Chiese alla nonna se si ricordasse di quel giorno, visto che fu lei a trovarla. La nonna annuì, dicendo che si ricordava solo delle mucche, ma non del loro lamentarsi. La ragazza chiese cosa ricordasse meglio ultimamente. La nonna affermò che si trattava delle canzoni di suo padre. Ce n’erano tante, di cui molte scritte in un canzoniere. «Ne scrisse una anche sulle lucciole:
Piccola Lucciola, lucciola mia,
Ti amo più di ogni fiore che sboccia,
Perché ti nascondi, perché fai così
Che solo di notte brilli nella magica oscurità?”
Quando la sentì canticchiare con una tale felicità, la ragazza ebbe la sensazione che fosse rinchiuso nel canzoniere un tesoro dimenticato. Anche se la canzone non era un capolavoro, il tesoro si nascondeva nel modo in cui era cantata.
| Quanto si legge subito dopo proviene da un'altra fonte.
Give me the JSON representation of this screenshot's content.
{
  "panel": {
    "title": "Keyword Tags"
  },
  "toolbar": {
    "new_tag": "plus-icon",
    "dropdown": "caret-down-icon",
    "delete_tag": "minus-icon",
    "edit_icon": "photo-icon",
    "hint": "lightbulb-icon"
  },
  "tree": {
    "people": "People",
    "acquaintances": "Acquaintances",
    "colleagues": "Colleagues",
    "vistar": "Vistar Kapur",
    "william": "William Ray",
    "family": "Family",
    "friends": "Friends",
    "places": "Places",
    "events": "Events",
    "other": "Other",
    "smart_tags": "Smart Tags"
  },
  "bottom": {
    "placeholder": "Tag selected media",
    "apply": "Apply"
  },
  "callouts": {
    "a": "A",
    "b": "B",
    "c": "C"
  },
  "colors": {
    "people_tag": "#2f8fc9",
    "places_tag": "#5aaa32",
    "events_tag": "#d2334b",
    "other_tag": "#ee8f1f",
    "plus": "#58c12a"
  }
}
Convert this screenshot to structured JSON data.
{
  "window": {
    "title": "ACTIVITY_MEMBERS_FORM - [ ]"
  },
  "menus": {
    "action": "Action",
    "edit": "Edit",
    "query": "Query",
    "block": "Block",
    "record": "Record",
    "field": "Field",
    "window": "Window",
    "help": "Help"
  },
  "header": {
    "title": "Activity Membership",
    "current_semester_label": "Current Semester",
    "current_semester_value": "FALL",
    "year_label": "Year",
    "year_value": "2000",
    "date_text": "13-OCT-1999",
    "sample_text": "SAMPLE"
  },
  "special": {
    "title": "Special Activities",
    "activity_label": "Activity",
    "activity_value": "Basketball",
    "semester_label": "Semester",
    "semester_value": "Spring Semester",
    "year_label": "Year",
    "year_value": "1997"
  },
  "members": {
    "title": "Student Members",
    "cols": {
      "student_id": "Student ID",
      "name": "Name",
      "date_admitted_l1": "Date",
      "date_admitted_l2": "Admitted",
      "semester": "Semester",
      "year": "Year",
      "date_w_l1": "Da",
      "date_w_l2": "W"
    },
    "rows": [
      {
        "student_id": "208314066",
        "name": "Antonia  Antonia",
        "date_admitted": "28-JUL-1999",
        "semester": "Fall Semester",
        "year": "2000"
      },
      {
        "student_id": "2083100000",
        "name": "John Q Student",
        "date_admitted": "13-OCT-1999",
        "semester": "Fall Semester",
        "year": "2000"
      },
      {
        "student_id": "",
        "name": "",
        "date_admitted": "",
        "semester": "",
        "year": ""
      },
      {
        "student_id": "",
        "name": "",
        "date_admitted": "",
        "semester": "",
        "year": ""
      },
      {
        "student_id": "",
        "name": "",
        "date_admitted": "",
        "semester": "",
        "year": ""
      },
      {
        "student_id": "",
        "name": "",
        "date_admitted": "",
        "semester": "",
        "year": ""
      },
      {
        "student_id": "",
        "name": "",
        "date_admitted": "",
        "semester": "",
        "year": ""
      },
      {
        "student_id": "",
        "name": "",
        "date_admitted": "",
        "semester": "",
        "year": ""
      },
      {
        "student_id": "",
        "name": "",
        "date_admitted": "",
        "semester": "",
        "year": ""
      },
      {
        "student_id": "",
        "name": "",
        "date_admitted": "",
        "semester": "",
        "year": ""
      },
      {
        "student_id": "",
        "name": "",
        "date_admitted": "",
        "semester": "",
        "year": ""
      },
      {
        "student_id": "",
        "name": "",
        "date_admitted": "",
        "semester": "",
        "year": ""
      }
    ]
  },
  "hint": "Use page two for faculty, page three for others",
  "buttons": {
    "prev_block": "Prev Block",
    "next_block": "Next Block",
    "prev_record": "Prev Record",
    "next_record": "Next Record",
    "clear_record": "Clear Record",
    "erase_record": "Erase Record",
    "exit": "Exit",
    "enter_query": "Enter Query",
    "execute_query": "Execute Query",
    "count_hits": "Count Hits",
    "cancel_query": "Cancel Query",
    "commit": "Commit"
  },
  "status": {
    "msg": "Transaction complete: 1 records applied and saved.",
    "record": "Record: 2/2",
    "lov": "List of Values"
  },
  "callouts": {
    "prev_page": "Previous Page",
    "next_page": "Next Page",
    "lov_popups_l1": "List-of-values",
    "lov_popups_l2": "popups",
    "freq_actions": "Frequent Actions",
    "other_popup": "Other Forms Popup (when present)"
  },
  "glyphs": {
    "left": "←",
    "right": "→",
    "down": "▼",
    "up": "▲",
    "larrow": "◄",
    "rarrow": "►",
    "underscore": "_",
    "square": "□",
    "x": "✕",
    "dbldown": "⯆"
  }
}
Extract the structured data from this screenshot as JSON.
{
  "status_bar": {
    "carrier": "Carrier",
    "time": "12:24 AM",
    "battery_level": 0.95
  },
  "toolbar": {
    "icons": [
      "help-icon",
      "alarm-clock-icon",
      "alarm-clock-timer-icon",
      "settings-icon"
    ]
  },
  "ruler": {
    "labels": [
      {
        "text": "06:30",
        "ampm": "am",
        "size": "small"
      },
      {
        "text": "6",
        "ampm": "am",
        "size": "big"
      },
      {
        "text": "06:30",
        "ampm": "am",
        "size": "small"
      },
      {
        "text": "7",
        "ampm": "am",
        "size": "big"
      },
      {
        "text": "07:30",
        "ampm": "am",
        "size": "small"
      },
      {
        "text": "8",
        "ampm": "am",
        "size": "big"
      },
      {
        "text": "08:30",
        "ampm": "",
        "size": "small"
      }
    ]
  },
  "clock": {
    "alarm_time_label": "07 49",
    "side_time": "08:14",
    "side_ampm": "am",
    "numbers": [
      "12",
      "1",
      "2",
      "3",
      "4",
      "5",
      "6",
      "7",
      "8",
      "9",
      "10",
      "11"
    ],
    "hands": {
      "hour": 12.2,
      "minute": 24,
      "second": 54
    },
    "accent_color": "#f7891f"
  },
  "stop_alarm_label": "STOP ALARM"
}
Le semplici parole che dirigevano la rauca voce divennero qualcosa di più, erano come quella calma pozzanghera che dava il ritmo all’esistenza della nonna. I giorni successivi passarono con tranquillità. Ogni nuovo giorno era un ricalco del precedente, differendo solo in minimi dettagli. Verso la fine dell’anno, la ragazza chiese da quanto tempo pensava che fosse lì con lei. La nonna fu sorpresa dalla domanda, poiché pensava che fosse arrivata solo oggi. Sorseggiavano del caffellatte. La nonna le raccontò di una canzone scritta dal suo bisnonno. Andò a cercare nella cassettiera, nella stanza dove alloggiava la nipote e tornò con un libricino. Dopo aver letto una o due canzoni, si ricordò delle melodie composte con suo padre. Iniziò a canticchiarne una e la nipote cantò insieme a lei. Fu sorpresa: era sicura che a conoscere la melodia fossero solo lei e suo padre, che l’avevano composta. La nipote però non conosceva solo questa melodia, ma anche molte altre nascoste nel canzoniere. Quel giorno la ragazza frugò nei cassetti e trovò dei vecchi stencil per dipingere le pareti. Chiese alla nonna se le sarebbe piaciuto decorare una delle pareti con dei fiori. La nonna annuì e iniziò a stendere gli stencil e i colori sulla superficie bianca. Lentamente, nel corso delle settimane, la parete si tinse foglia dopo foglia. Tuttavia, i fiori non erano sistemati in modo ordinato, bensì erano disposti sul muro in ordine sparso e confuso, come pezzi di un mosaico rotto.
Un mosaico rotto. Questo è ciò che provò la ragazza, cercando di capire dove stesse andando la mente della nonna, prosciugandosi. Un mosaico come un insieme di tessere coerenti che si sviluppano in una totalità: la vita. Sebbene i pezzi possano sembrare anonimi e privi di significato prima di essere disposti, finiscono per formare un’unica immagine.
Il mosaico rotto annuncia l’imprevedibile tragedia della distruzione dell’insieme, una volta integro. Chiunque potrebbe aver vissuto un’esperienza simile ricordando, al risveglio, pezzi sconnessi di sogni diversi. Anche la ragazza sognò. Nel sogno si immaginò di salire delle scale invase dalla vegetazione, ascoltando le voci echeggianti di parole sconosciute, forse persino i propri pensieri intraducibili, tra i muri di pietra circostanti. Sentiva ogni passo più pesante, l’ultimo gradino la trattenne con maggiore forza. Alla fine, arrivò a una porta identica a quella della nonna. Quando entrò nel mondo dei sogni, si ritrovò in una fantastica riproduzione della realtà. I fiori dipinti a grana fine, iniziati dalla nonna, erano germogliati e si erano ramificati lungo la parete. Avevano preso vita, emanavano un inebriante e variegato profumo, chiedendo di essere respirati. Erano come un unico corpo sinuoso, che rispondeva delicatamente ai movimenti della sua mano. Sentì una caleidoscopica varietà di colori riflettersi nei suoi occhi stupiti. Desiderava trovare sua nonna, ma tutto ciò che riusciva a trovare erano passerotti congelati in giardino e fumanti tazze di caffellatte. Fece ritorno alla parete dei fiori e si abbandonò lentamente al loro profumo. Vi immerse il viso e lasciò che i petali le sfiorassero le guance. La profondità al di là della coltre di vegetazione nascondeva un’oscurità in cui scrosciava un liquido schiumoso. Conosceva quell’odore: era latte. La potenza del flusso lo fece ribollire e iniziò a filtrare attraverso i margini dei fiori.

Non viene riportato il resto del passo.